There are plenty of signs that the City - London's financial district - is undergoing dramatic changes. Many of the biggest players have either disappeared or are scaling back large areas of their investment banking operations, as at UBS, Citigroup and Dresdner Kleinwort.
That is creating opportunities for the few who have survived the financial meltdown relatively unscathed. Investec has poached more than 15 FTSE 250 companies to its corporate broking services in little over a year from bigger rivals; Numis has added 30 new clients in the past six months, its fastest rate of wins ever; and JP Morgan Cazenove has recently attracted 3i and Vodafone from rivals.
Bankers, too, are moving in droves. Nomura, which acquired Lehman Brothers' London investment banking operations, Investec and Evolution have been carving up the investment banking arms of Dresdner Kleinwort between them, as its new owner, Commerzbank, effectively pulls out of London.
Barclays Capital is building an equities business to complement its debt and foreign exchange trading operations.
At the same time, clients are demanding better services. Chief executives are all too aware that the bulge-bracket companies were making huge profits by flogging them products or pushing transactions - Merrill Lynch, for example, made £150 million advising Royal Bank of Scotland on its takeover of the Dutch bank ABN Amro, a deal which was a key factor in RBS's collapse into near-nationalisation.

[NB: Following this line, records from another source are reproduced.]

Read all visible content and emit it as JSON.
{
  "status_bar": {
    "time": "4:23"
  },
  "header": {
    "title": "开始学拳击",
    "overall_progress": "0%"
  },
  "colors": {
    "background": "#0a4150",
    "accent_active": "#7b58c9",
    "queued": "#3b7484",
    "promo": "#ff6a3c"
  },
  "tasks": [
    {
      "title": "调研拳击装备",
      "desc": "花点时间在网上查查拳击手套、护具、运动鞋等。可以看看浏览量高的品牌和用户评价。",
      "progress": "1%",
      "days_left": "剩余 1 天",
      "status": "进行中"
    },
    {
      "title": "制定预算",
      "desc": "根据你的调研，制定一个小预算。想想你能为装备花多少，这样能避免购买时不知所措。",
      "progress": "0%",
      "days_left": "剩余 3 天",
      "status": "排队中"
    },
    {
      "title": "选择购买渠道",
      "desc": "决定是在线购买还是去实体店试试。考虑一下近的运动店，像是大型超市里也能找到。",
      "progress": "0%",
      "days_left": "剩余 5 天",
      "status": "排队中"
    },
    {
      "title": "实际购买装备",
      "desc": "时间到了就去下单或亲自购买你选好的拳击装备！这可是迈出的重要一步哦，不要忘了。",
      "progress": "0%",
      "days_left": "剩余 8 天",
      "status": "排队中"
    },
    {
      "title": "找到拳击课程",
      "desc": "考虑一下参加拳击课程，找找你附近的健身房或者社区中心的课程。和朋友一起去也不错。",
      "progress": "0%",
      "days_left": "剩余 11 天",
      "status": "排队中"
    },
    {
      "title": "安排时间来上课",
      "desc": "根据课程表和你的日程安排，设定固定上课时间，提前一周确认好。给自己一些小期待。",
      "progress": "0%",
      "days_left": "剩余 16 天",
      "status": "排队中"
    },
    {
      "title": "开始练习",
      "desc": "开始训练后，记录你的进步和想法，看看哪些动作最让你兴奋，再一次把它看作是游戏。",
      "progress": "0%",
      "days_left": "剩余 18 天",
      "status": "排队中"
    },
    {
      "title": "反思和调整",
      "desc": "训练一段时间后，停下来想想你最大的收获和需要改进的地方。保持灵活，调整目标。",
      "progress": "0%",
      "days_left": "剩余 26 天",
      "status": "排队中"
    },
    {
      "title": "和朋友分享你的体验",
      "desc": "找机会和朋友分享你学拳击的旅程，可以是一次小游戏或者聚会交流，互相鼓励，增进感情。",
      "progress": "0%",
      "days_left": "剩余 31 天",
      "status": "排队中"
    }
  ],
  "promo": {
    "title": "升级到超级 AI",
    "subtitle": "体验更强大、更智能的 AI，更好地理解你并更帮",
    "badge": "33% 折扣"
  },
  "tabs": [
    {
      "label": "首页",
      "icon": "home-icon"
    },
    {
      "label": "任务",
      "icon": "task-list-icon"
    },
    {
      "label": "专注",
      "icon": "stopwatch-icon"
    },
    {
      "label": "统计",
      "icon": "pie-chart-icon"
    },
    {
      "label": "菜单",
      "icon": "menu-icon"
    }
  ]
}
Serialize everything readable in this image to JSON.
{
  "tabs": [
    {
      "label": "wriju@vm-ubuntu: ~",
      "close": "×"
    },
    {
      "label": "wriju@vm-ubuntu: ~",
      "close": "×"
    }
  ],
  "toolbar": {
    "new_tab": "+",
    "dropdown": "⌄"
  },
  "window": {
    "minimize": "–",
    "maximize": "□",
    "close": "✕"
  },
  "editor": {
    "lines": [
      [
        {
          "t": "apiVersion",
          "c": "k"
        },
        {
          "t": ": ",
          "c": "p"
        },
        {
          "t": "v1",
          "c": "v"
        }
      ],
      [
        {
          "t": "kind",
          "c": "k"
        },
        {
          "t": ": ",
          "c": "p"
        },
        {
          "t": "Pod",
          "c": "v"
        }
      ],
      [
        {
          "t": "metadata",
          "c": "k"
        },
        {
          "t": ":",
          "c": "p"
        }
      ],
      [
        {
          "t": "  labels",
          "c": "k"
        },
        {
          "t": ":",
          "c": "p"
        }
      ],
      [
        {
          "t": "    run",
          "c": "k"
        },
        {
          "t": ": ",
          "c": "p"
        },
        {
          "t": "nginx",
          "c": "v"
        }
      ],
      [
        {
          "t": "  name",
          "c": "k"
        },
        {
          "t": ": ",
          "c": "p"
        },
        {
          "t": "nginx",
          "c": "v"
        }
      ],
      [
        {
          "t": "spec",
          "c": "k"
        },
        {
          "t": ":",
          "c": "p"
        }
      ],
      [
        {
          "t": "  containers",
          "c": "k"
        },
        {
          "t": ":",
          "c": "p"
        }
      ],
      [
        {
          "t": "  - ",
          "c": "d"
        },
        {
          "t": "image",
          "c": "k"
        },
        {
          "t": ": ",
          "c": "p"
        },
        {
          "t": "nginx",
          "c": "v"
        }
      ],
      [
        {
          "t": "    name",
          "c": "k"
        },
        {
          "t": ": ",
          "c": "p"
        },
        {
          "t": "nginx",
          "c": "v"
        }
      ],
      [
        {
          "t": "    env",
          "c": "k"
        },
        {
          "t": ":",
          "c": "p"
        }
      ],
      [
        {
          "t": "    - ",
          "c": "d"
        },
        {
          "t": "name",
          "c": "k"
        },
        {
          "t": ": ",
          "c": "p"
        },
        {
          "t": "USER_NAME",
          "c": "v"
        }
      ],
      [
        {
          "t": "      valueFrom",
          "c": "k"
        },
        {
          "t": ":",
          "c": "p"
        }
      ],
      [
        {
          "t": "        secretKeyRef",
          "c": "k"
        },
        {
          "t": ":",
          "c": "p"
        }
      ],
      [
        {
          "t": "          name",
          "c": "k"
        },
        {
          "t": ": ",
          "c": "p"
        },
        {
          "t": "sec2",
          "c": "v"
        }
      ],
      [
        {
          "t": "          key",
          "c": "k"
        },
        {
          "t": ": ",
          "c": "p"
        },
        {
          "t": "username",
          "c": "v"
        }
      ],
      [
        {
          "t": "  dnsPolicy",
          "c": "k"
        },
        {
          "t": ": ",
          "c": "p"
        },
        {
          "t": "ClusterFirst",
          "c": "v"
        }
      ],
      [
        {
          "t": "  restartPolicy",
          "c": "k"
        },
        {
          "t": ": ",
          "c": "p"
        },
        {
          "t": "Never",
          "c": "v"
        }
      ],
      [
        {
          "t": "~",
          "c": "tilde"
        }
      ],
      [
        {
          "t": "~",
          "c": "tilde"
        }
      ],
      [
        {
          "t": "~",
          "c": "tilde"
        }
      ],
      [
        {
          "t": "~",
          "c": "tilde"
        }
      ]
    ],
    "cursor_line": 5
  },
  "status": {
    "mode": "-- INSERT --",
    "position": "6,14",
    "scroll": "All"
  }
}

Andrew Umbers, chief executive of Evolution Securities, was hammering home the point about personal service and relationships in a letter to his clients last week. Boasting about hiring 46 people from Dresdner, including most of its equity sales and trading team, he wrote: "The challenging financial markets are set to endure for some time to come, and it is our view that companies will need to restructure both businesses and balance sheets over the next few years. To do this successfully will require the best possible levels of talent, experience and commitment from advisers, and we are confident that Evolution Securities can deliver the highest standards of advice required."
Bill Staples, a 27-year City veteran whose career has spanned Rothschild and the Takeover Panel and who now heads the small and mid-cap specialist Hanson Westhouse, thinks the switch back towards relationship banking will endure. "[The City] has not just lost the confidence of the general public but of company boards too."
Others, however, are less sure. David Currie, co-head of investment banking at Investec, fears that "the empire will strike back. Inevitably, when stability returns, they will come back aggressively and woo clients. When [a bank such as] Citigroup woos, it can do very well."
And Philip Augar, who a decade ago published a book entitled The Death of Gentlemanly Capitalism, thinks it unlikely the current fad for relationship banking will endure. He is sceptical about the long-term nature of any changes as the reforms that governments propose are about fixing the present model, rather than creating a new one, he says.
Augar concludes: "The business model that we run in banking carries risk and conflict of interest. Until this is eradicated, it will haunt us."